Het grote verschil tussen de nu spelende zaken van Sapoen en Chitan en de reeds eerder plaatsgehad hebbende, is dat in alle vorige zaken de volksvertegenwoordigers reeds toegelaten waren tot DNA. Art 67 lid 2 Grondwet (GW) legt de fungerende voorzitter, die beëdigd is door de President, de verplichting op de overige 50 leden te beëdigen. Dit betekent m.i. dat op grond van de democratische principes de fungerend-voorzitter aan deze verplichting moet voldoen.

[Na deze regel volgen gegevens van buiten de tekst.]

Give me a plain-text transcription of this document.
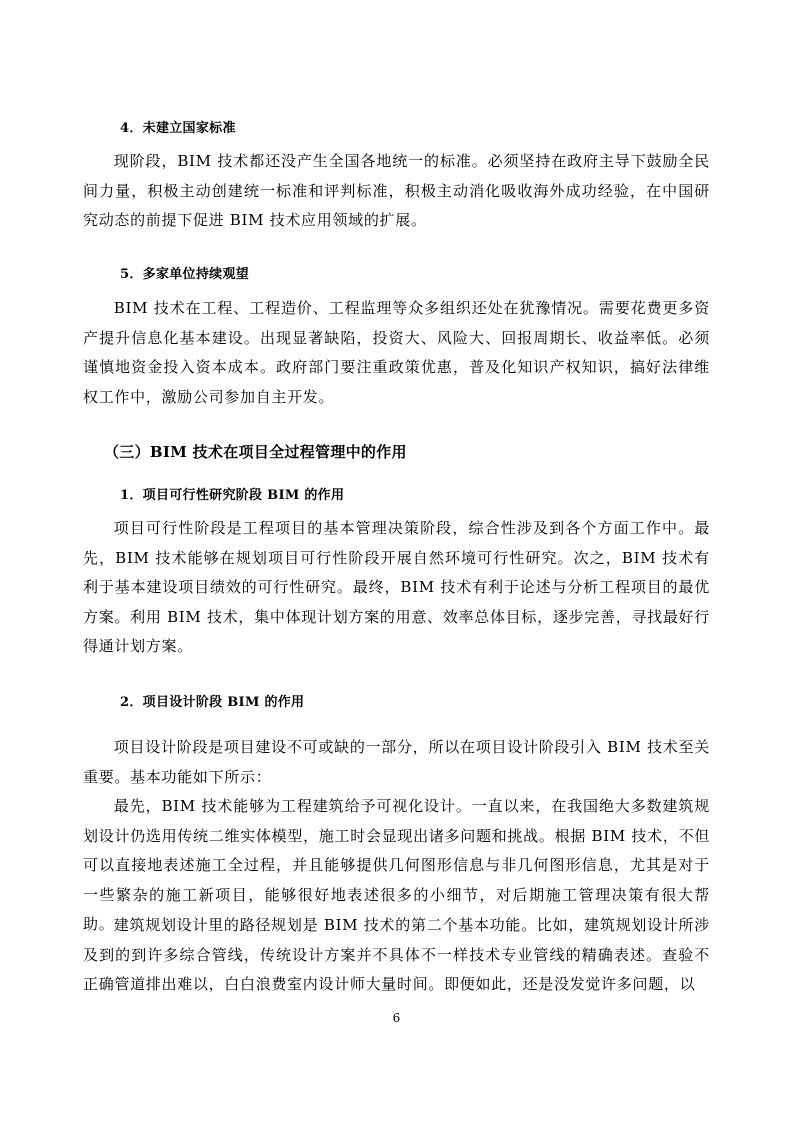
4．未建立国家标准

现阶段，BIM 技术都还没产生全国各地统一的标准。必须坚持在政府主导下鼓励全民间力量，积极主动创建统一标准和评判标准，积极主动消化吸收海外成功经验，在中国研究动态的前提下促进 BIM 技术应用领域的扩展。

5．多家单位持续观望

BIM 技术在工程、工程造价、工程监理等众多组织还处在犹豫情况。需要花费更多资产提升信息化基本建设。出现显著缺陷，投资大、风险大、回报周期长、收益率低。必须谨慎地资金投入资本成本。政府部门要注重政策优惠，普及化知识产权知识，搞好法律维权工作中，激励公司参加自主开发。

（三）BIM 技术在项目全过程管理中的作用
1．项目可行性研究阶段 BIM 的作用

项目可行性阶段是工程项目的基本管理决策阶段，综合性涉及到各个方面工作中。最先，BIM 技术能够在规划项目可行性阶段开展自然环境可行性研究。次之，BIM 技术有利于基本建设项目绩效的可行性研究。最终，BIM 技术有利于论述与分析工程项目的最优方案。利用 BIM 技术，集中体现计划方案的用意、效率总体目标，逐步完善，寻找最好行得通计划方案。

2．项目设计阶段 BIM 的作用

项目设计阶段是项目建设不可或缺的一部分，所以在项目设计阶段引入 BIM 技术至关重要。基本功能如下所示：

最先，BIM 技术能够为工程建筑给予可视化设计。一直以来，在我国绝大多数建筑规划设计仍选用传统二维实体模型，施工时会显现出诸多问题和挑战。根据 BIM 技术，不但可以直接地表述施工全过程，并且能够提供几何图形信息与非几何图形信息，尤其是对于一些繁杂的施工新项目，能够很好地表述很多的小细节，对后期施工管理决策有很大帮助。 建筑规划设计里的路径规划是 BIM 技术的第二个基本功能。比如，建筑规划设计所涉及到的到许多综合管线，传统设计方案并不具体不一样技术专业管线的精确表述。查验不正确管道排出难以，白白浪费室内设计师大量时间。即便如此，还是没发觉许多问题，以

6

Mocht Somohardjo toch weigeren de twee genoemde volksvertegenwoordigers te beëdigen, dan hebben die twee mogelijkheden:
— de kantonrechter in kort geding vragen om Somohardjo te gelasten hen alsnog te beëdigen. Hierbij rijst echter de vraag of dit staatsrechtelijk wel mogelijk is (scheiding der machten);
— te wachten tot er een nieuwe voorzitter gekozen is, die naar verwachting bereid zal zijn de beide genoemde personen te beëdigen. Maar ook hier doet zich een staatsrechtelijk probleem voor. Volgens art 61 lid 1 GW bestaat DNA uit 51 leden. Is het college volgens de wet rechtsgeldig samengesteld met 49 leden? In ieder geval wachten niet alleen juristen, maar ook grote delen van de samenleving de komende ontwikkelingen met spanning af.